Conclusion QRISK performed at least as well as the Framingham model for discrimination and was better calibrated to the UK population than either the Framingham model or ASSIGN. QRISK is likely to provide more appropriate risk estimates to help identify high risk patients on the basis of age, sex, and social deprivation. It is therefore likely to be a more equitable tool to inform management decisions and help ensure treatments are directed towards those most likely to benefit. It includes additional variables which improve risk estimates for patients with a positive family history or those on antihypertensive treatment. However, since the validation was performed in a similar population to the population from which the algorithm was derived, it potentially has a “home advantage.” Further validation in other populations is therefore required.
We thank EMIS and the EMIS practices contributing to QRESEARCH; Patrick Royston for advice on multiple imputation, fractional polynomials, and the D statistic; Rod Jackson, Stuart Pocock, Philip Bath, Hugh Tunstall-Pedoe, and Mark Woodward for reviewing the protocol; and the following who enabled the project, contributed to discussions, or facilitated the linkage of cause of deaths data with general practice data—Nirupa Dattani and Sir Peter Goldblatt (Office for National Statistics), Steve Daniels (Connecting for Health), John Fox and Dave Roberts (Information Centre), Andy Whitwam and David Stables (EMIS), Bill Kirkup, Maggie Rae, Michael Soljak, and Roger Boyle (Department of Health).
Contributors: JHC initiated and designed the study, obtained approvals, prepared the data, undertook the analysis and interpretation, and wrote the first draft of the paper. CC, YV, and MM contributed to the development of the protocol, design, analysis and interpretation, and drafting of the paper. CC and YV undertook some of the primary analyses with JHC. JR and PB contributed to the conception, design, analysis, interpretation, and drafting of the article and approved the final version.

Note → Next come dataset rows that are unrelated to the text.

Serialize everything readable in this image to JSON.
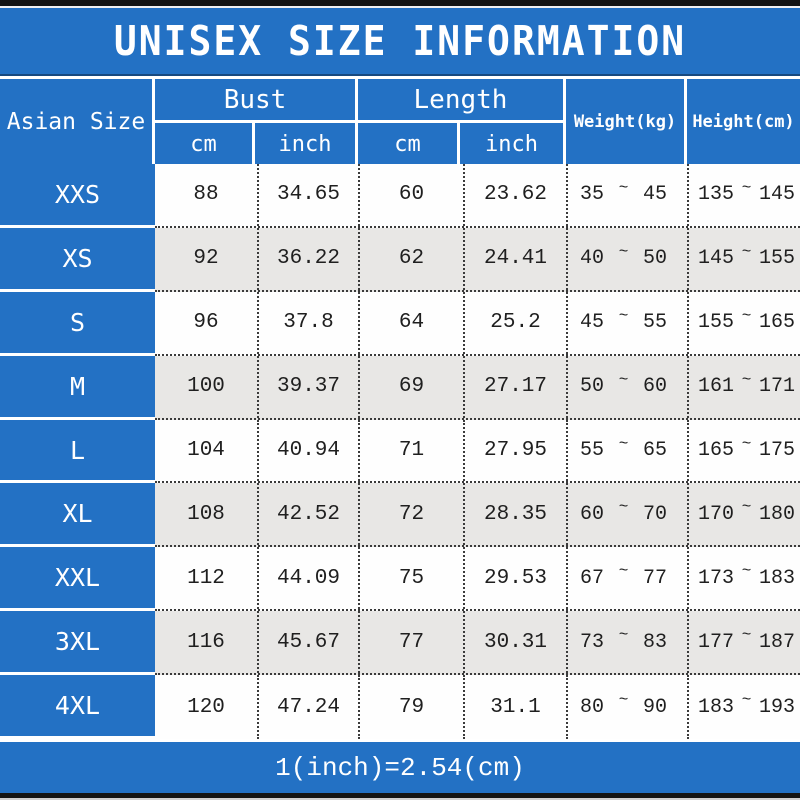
{
  "title": "UNISEX SIZE INFORMATION",
  "header": {
    "size_column_label": "Asian Size",
    "bust_label": "Bust",
    "length_label": "Length",
    "cm_label": "cm",
    "inch_label": "inch",
    "weight_label": "Weight(kg)",
    "height_label": "Height(cm)",
    "tilde": "~"
  },
  "footer": {
    "conversion_note": "1(inch)=2.54(cm)"
  },
  "colors": {
    "blue": "#2371C4",
    "navy_edge": "#17497F",
    "gray_row": "#E8E7E5",
    "white_row": "#FEFEFE",
    "black_bar": "#141414",
    "text": "#1F1F1F",
    "white": "#FFFFFF"
  },
  "chart_data": {
    "type": "table",
    "title": "UNISEX SIZE INFORMATION",
    "columns": [
      "Asian Size",
      "Bust cm",
      "Bust inch",
      "Length cm",
      "Length inch",
      "Weight(kg)",
      "Height(cm)"
    ],
    "rows": [
      [
        "XXS",
        "88",
        "34.65",
        "60",
        "23.62",
        "35~45",
        "135~145"
      ],
      [
        "XS",
        "92",
        "36.22",
        "62",
        "24.41",
        "40~50",
        "145~155"
      ],
      [
        "S",
        "96",
        "37.8",
        "64",
        "25.2",
        "45~55",
        "155~165"
      ],
      [
        "M",
        "100",
        "39.37",
        "69",
        "27.17",
        "50~60",
        "161~171"
      ],
      [
        "L",
        "104",
        "40.94",
        "71",
        "27.95",
        "55~65",
        "165~175"
      ],
      [
        "XL",
        "108",
        "42.52",
        "72",
        "28.35",
        "60~70",
        "170~180"
      ],
      [
        "XXL",
        "112",
        "44.09",
        "75",
        "29.53",
        "67~77",
        "173~183"
      ],
      [
        "3XL",
        "116",
        "45.67",
        "77",
        "30.31",
        "73~83",
        "177~187"
      ],
      [
        "4XL",
        "120",
        "47.24",
        "79",
        "31.1",
        "80~90",
        "183~193"
      ]
    ],
    "note": "1(inch)=2.54(cm)"
  }
}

Funding: The study received no external funding.
Competing interests: JR chairs, and PB is a member of, the NICE guideline development group on cardiovascular risk assessment “The modification of blood lipids for the primary and secondary prevention of cardiovascular disease.” JHC is codirector of QRESEARCH, a not for profit organisation that is a joint partnership between the University of Nottingham and EMIS (leading supplier of information technology for 60% of UK general practices). QRESEARCH undertakes analyses for the Department of Health and other government organisations. All research using the database is peer reviewed and published. QRESEARCH is not used for studies for the pharmaceutical industry.
Ethical approval: This study was approved by the Trent multicentre research ethics committee.